Priscilla Queen of the Desert The Musical

Stephan Elliott and Allan Scott based on the Latent/Image Specific Films Motion Picture; Musical arrangement by Stephen 'Spud' Murphy
Mark Goucher, Jason Donovan, Gavin Kalin, Matthew Gale, Laurence Myers in association with Nullarbor Productions and MGM on Stage
The Lyric, Theatre Royal Plymouth

Miles Western, Joe McFadden and Nick Hayes as Bernadette, Mitzi and Felicia
Rosie Fletcher, Claudia Kariuki and Aiesha Pease as the Divas

Cult camper alert: the outrageous Outback extravaganza Priscilla is back in town. It’s a brash, non-PC, in-your-face flamboyant fandango with ripe language and hefty innuendo, so park your sensibilities before climbing aboard.

Based on the 1994 Oscar-winning film, this iconic smash hit musical, a collaboration between Mark Goucher and original Tick Jason Donovan, is slick and the cast’s enthusiasm catching—and there is a worthy message heavily disguised by feathers, froth and fun. Laugh-out-loud moments are balanced with reflective comment on tolerance and relationships while wry or hilarious one-liners come thick and fast (although occasionally somewhat pantomimic and wooden) and the men-only club menace is palpable.

Strictly Come Dancing winner and Holby City’s Joe McFadden is quietly believable as Tick / Mitzi, the queen with an heir, summoned by the heartstrings to “Go West”—aboard a pink glitter-panelled, battered bus with warring duo classy transgender cougar Bernadette (Miles Western) and Adam (Nick Hayes—Hollyoaks’s Orson), the exuberant Kylie aficionado.

En route, the trio encounters a cross section of the Aussie populace as the talented company steps up (literally on skyscraper heels) as shimmying Tina Turner impersonator, low-slung barmaid with an itch desperate to be scratched, ping pong popping mail order bride, bigots and redneck miners as well as the lovely Bob (Daniel Fletcher) to delight and shock in equal measures.

Gingernut-loving toyboy widow Bernadette channels bitchiness and pathos, journeying from tart with a broken heart to new love through campfire confessions and wry commentary while shaking his / her tail feathers and aiming for dizzy heights (or at least being a ‘cock in a frock’ on Ayres Rock), Adam / Felicia is all wiggle, sass and thrust with great legs and pert cheek(s) on show.

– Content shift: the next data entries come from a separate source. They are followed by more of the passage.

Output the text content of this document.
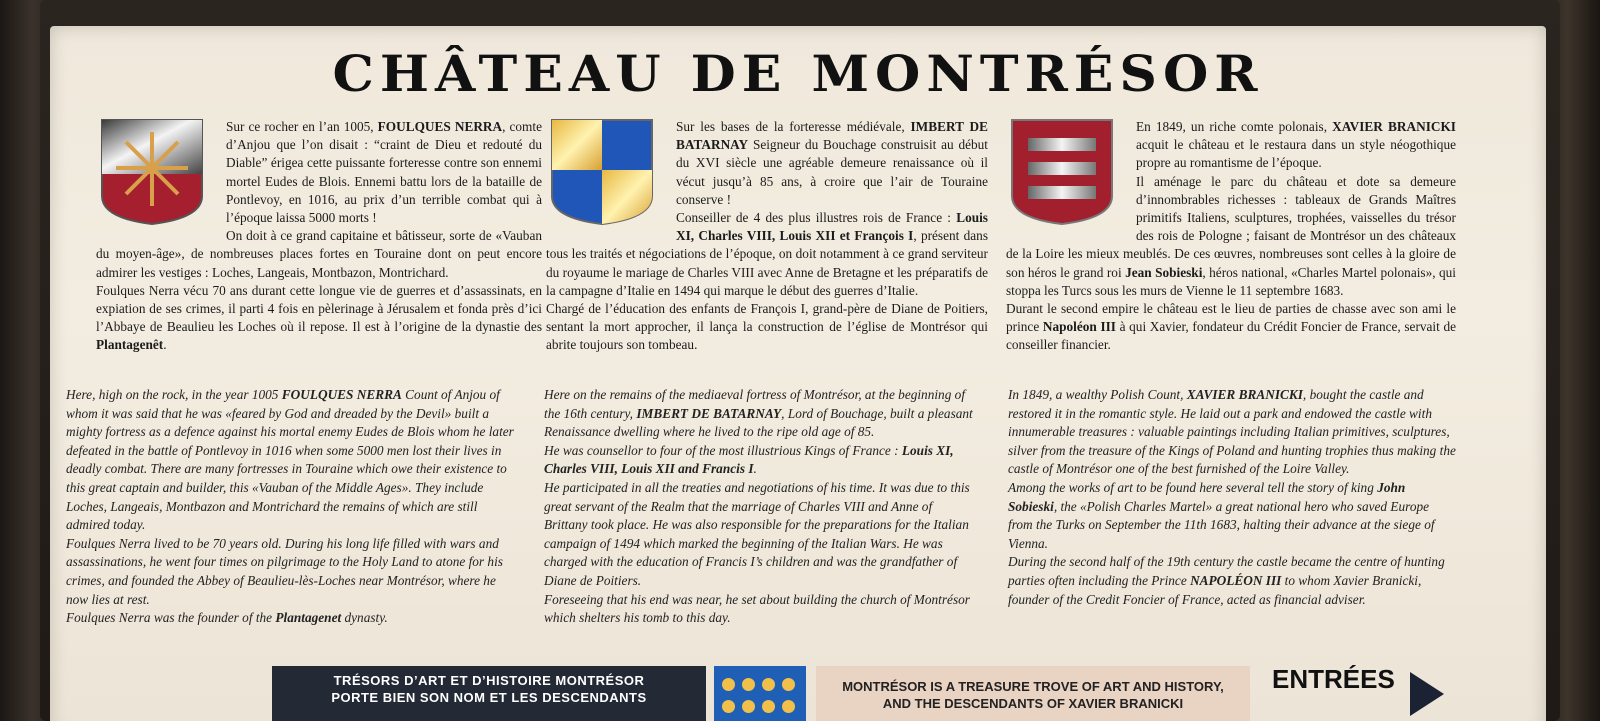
CHÂTEAU DE MONTRÉSOR

Sur ce rocher en l’an 1005, FOULQUES NERRA, comte d’Anjou que l’on disait : “craint de Dieu et redouté du Diable” érigea cette puissante forteresse contre son ennemi mortel Eudes de Blois. Ennemi battu lors de la bataille de Pontlevoy, en 1016, au prix d’un terrible combat qui à l’époque laissa 5000 morts !

On doit à ce grand capitaine et bâtisseur, sorte de «Vauban du moyen-âge», de nombreuses places fortes en Touraine dont on peut encore admirer les vestiges : Loches, Langeais, Montbazon, Montrichard.

Foulques Nerra vécu 70 ans durant cette longue vie de guerres et d’assassinats, en expiation de ses crimes, il parti 4 fois en pèlerinage à Jérusalem et fonda près d’ici l’Abbaye de Beaulieu les Loches où il repose. Il est à l’origine de la dynastie des Plantagenêt.

Sur les bases de la forteresse médiévale, IMBERT DE BATARNAY Seigneur du Bouchage construisit au début du XVI siècle une agréable demeure renaissance où il vécut jusqu’à 85 ans, à croire que l’air de Touraine conserve !

Conseiller de 4 des plus illustres rois de France : Louis XI, Charles VIII, Louis XII et François I, présent dans tous les traités et négociations de l’époque, on doit notamment à ce grand serviteur du royaume le mariage de Charles VIII avec Anne de Bretagne et les préparatifs de la campagne d’Italie en 1494 qui marque le début des guerres d’Italie.

Chargé de l’éducation des enfants de François I, grand-père de Diane de Poitiers, sentant la mort approcher, il lança la construction de l’église de Montrésor qui abrite toujours son tombeau.

En 1849, un riche comte polonais, XAVIER BRANICKI acquit le château et le restaura dans un style néogothique propre au romantisme de l’époque.

Il aménage le parc du château et dote sa demeure d’innombrables richesses : tableaux de Grands Maîtres primitifs Italiens, sculptures, trophées, vaisselles du trésor des rois de Pologne ; faisant de Montrésor un des châteaux de la Loire les mieux meublés. De ces œuvres, nombreuses sont celles à la gloire de son héros le grand roi Jean Sobieski, héros national, «Charles Martel polonais», qui stoppa les Turcs sous les murs de Vienne le 11 septembre 1683.

Durant le second empire le château est le lieu de parties de chasse avec son ami le prince Napoléon III à qui Xavier, fondateur du Crédit Foncier de France, servait de conseiller financier.

Here, high on the rock, in the year 1005 FOULQUES NERRA Count of Anjou of whom it was said that he was «feared by God and dreaded by the Devil» built a mighty fortress as a defence against his mortal enemy Eudes de Blois whom he later defeated in the battle of Pontlevoy in 1016 when some 5000 men lost their lives in deadly combat. There are many fortresses in Touraine which owe their existence to this great captain and builder, this «Vauban of the Middle Ages». They include Loches, Langeais, Montbazon and Montrichard the remains of which are still admired today.

Foulques Nerra lived to be 70 years old. During his long life filled with wars and assassinations, he went four times on pilgrimage to the Holy Land to atone for his crimes, and founded the Abbey of Beaulieu-lès-Loches near Montrésor, where he now lies at rest.

Foulques Nerra was the founder of the Plantagenet dynasty.

Here on the remains of the mediaeval fortress of Montrésor, at the beginning of the 16th century, IMBERT DE BATARNAY, Lord of Bouchage, built a pleasant Renaissance dwelling where he lived to the ripe old age of 85.

He was counsellor to four of the most illustrious Kings of France : Louis XI, Charles VIII, Louis XII and Francis I.

He participated in all the treaties and negotiations of his time. It was due to this great servant of the Realm that the marriage of Charles VIII and Anne of Brittany took place. He was also responsible for the preparations for the Italian campaign of 1494 which marked the beginning of the Italian Wars. He was charged with the education of Francis I’s children and was the grandfather of Diane de Poitiers.

Foreseeing that his end was near, he set about building the church of Montrésor which shelters his tomb to this day.

In 1849, a wealthy Polish Count, XAVIER BRANICKI, bought the castle and restored it in the romantic style. He laid out a park and endowed the castle with innumerable treasures : valuable paintings including Italian primitives, sculptures, silver from the treasure of the Kings of Poland and hunting trophies thus making the castle of Montrésor one of the best furnished of the Loire Valley.

Among the works of art to be found here several tell the story of king John Sobieski, the «Polish Charles Martel» a great national hero who saved Europe from the Turks on September the 11th 1683, halting their advance at the siege of Vienna.

During the second half of the 19th century the castle became the centre of hunting parties often including the Prince NAPOLÉON III to whom Xavier Branicki, founder of the Credit Foncier of France, acted as financial adviser.

TRÉSORS D’ART ET D’HISTOIRE MONTRÉSOR
PORTE BIEN SON NOM ET LES DESCENDANTS
MONTRÉSOR IS A TREASURE TROVE OF ART AND HISTORY,
AND THE DESCENDANTS OF XAVIER BRANICKI
ENTRÉES
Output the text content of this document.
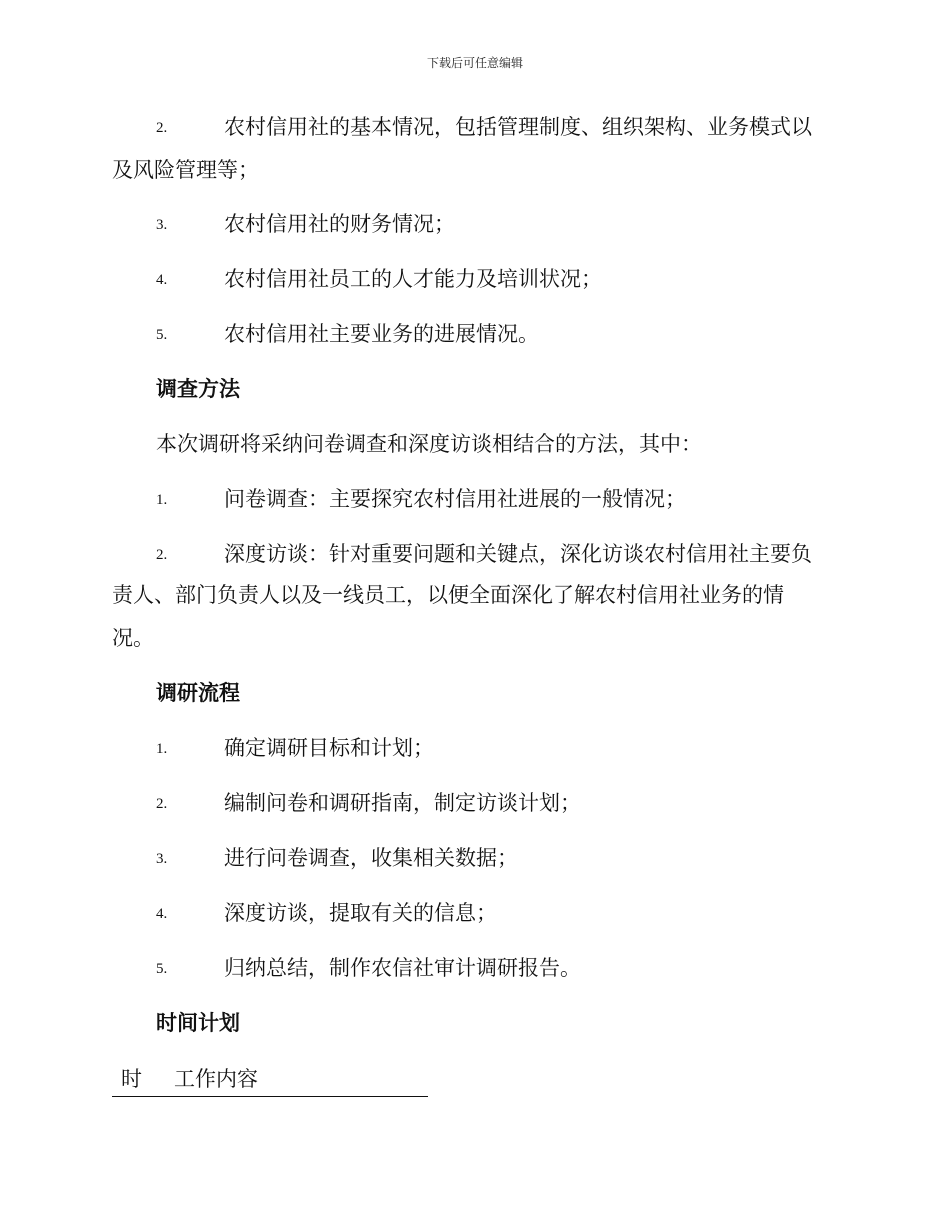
下载后可任意编辑
2.	农村信用社的基本情况，包括管理制度、组织架构、业务模式以
及风险管理等；
3.	农村信用社的财务情况；
4.	农村信用社员工的人才能力及培训状况；
5.	农村信用社主要业务的进展情况。
调查方法
本次调研将采纳问卷调查和深度访谈相结合的方法，其中：
1.	问卷调查：主要探究农村信用社进展的一般情况；
2.	深度访谈：针对重要问题和关键点，深化访谈农村信用社主要负
责人、部门负责人以及一线员工，以便全面深化了解农村信用社业务的情
况。
调研流程
1.	确定调研目标和计划；
2.	编制问卷和调研指南，制定访谈计划；
3.	进行问卷调查，收集相关数据；
4.	深度访谈，提取有关的信息；
5.	归纳总结，制作农信社审计调研报告。
时间计划
时 工作内容
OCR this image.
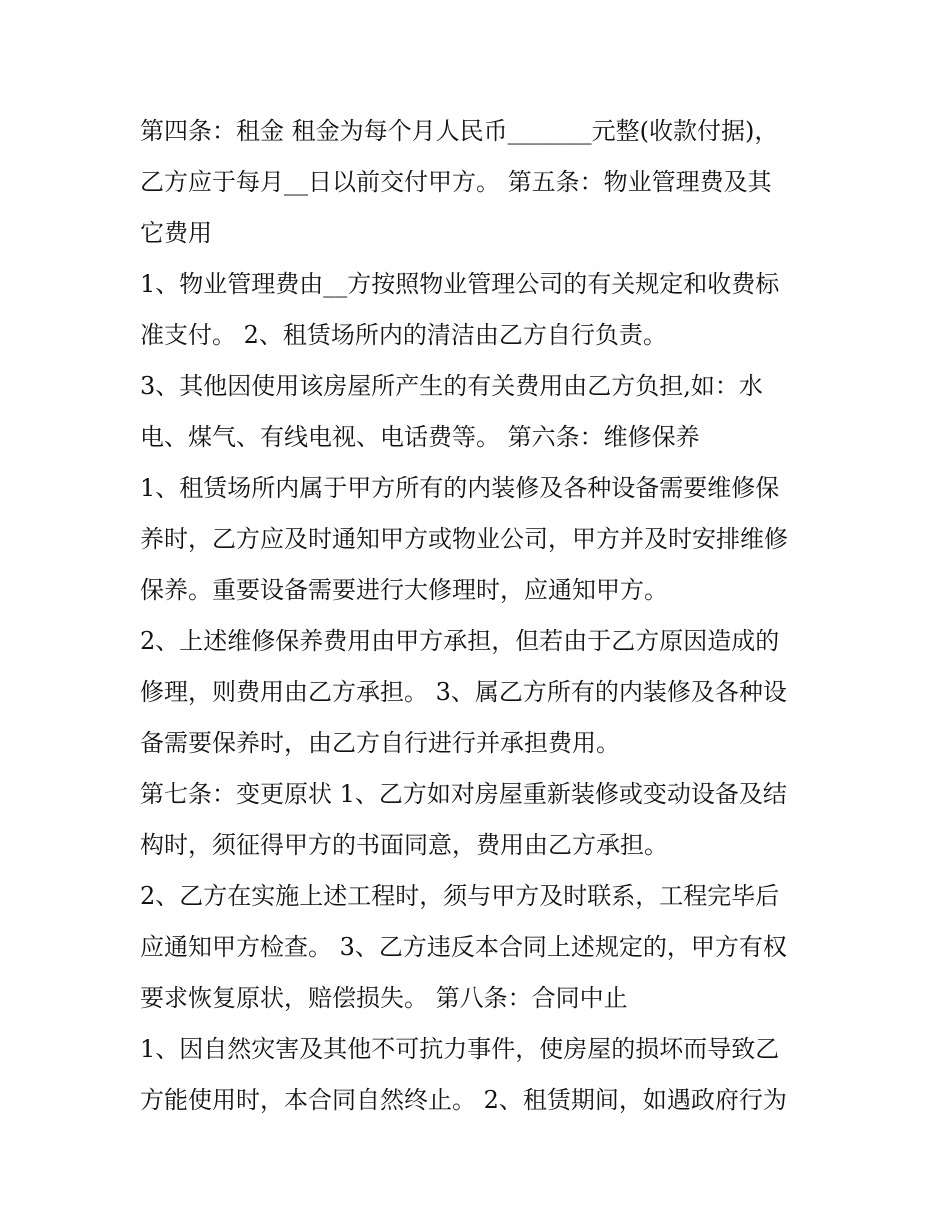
第四条：租金 租金为每个月人民币_______元整(收款付据)，
乙方应于每月__日以前交付甲方。 第五条：物业管理费及其
它费用
1、物业管理费由__方按照物业管理公司的有关规定和收费标
准支付。 2、租赁场所内的清洁由乙方自行负责。
3、其他因使用该房屋所产生的有关费用由乙方负担,如：水
电、煤气、有线电视、电话费等。 第六条：维修保养
1、租赁场所内属于甲方所有的内装修及各种设备需要维修保
养时，乙方应及时通知甲方或物业公司，甲方并及时安排维修
保养。重要设备需要进行大修理时，应通知甲方。
2、上述维修保养费用由甲方承担，但若由于乙方原因造成的
修理，则费用由乙方承担。 3、属乙方所有的内装修及各种设
备需要保养时，由乙方自行进行并承担费用。
第七条：变更原状 1、乙方如对房屋重新装修或变动设备及结
构时，须征得甲方的书面同意，费用由乙方承担。
2、乙方在实施上述工程时，须与甲方及时联系，工程完毕后
应通知甲方检查。 3、乙方违反本合同上述规定的，甲方有权
要求恢复原状，赔偿损失。 第八条：合同中止
1、因自然灾害及其他不可抗力事件，使房屋的损坏而导致乙
方能使用时，本合同自然终止。 2、租赁期间，如遇政府行为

Jacqui Sanchez is Cynthia, whose “Pop Musik” routine is a showstopper, and with camp classics coming thick and fast (“I Will Survive”, “Always On My Mind”, “I Love the Nightlife”, “True Colours”, “It’s Raining Men”, “Girls Just Wanna Have Fun” and so many more), the dynamic Divas—Claudia Kariuki, Aiesha Pease and Rosie Glossop—absolutely fabulous show-stealers and The Band (with keyboard player Sean Green wielding the baton) tremendous, the music wins the day.

Tom Jackson Greaves’s choreography ranges from line dancing through raunchy wriggling to Tiller Girl-esque showpieces while Charles Cusick-Smith and Phil R Daniels provide the campest, craziest, gaudy costumes with towering head-dresses and huge wigs worthy of any panto Dame or Busby Berkeley extravaganza.

Much razzle, plenty of dazzle and not for the easily offended, it’s certainly not in the best possible taste… but taste is clearly not what the audience is after as a standing ovation and encores demonstrate.